Another notable result: the initial prompts or instructions assigned to agents appeared to have little effect on whether an item sold or on final prices. That suggests some limits to how much simple direction can shape negotiation outcomes in agent-mediated exchanges.
Why this matters now
Turning automated negotiation into real-world buying and selling shifts this debate from hypothetical to tangible. If AI representatives start routinely handling routine commerce, differences in model capability could translate into persistent economic advantages for some users and subtle losses for others.
Because the test used company employees and a self-selected group, its findings aren’t yet generalizable to broader consumer markets. Still, the results point to three immediate implications:
- Disclosure: platforms may need to make clear when an agent is negotiating on a person’s behalf and what model is being used.

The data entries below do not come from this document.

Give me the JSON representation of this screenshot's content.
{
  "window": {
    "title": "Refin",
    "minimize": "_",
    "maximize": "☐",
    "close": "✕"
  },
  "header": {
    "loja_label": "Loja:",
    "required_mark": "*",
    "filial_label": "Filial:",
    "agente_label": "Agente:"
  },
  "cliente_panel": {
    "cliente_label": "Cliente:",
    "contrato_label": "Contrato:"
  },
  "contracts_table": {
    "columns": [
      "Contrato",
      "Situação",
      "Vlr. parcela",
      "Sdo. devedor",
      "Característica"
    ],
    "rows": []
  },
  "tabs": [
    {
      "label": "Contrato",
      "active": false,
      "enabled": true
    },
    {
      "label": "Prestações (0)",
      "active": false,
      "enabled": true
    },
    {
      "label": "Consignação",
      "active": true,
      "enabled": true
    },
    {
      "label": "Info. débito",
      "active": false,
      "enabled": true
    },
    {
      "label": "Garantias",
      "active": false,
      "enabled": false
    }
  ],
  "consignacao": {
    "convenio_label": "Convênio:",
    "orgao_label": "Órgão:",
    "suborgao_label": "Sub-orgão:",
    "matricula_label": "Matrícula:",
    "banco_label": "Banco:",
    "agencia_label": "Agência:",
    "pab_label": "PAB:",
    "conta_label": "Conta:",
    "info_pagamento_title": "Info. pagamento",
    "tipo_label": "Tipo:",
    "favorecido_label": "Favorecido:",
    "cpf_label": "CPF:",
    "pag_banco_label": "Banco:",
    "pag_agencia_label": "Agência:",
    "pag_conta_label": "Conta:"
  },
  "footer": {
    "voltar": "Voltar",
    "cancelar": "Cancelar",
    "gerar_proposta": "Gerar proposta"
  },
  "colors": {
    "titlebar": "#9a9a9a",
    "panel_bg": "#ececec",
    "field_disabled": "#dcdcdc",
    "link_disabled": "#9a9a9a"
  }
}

- Equity: disparities in agent performance could produce systematic winners and losers unless mitigated.
- Regulatory oversight: consumer protection frameworks may need updating to address autonomous negotiation and contract formation by AI.
Project Deal is a small, early step, but it surfaces practical questions about responsibility and consent when AI acts in marketplaces. The experiment suggests developers, platforms and policymakers should consider standards for transparency, auditing and minimum capability so agent-driven commerce does not quietly disadvantage users.
Anthropic described the work as a pilot with limited scope; broader tests with diverse participants and real-world conditions will be necessary to gauge how these dynamics play out at scale.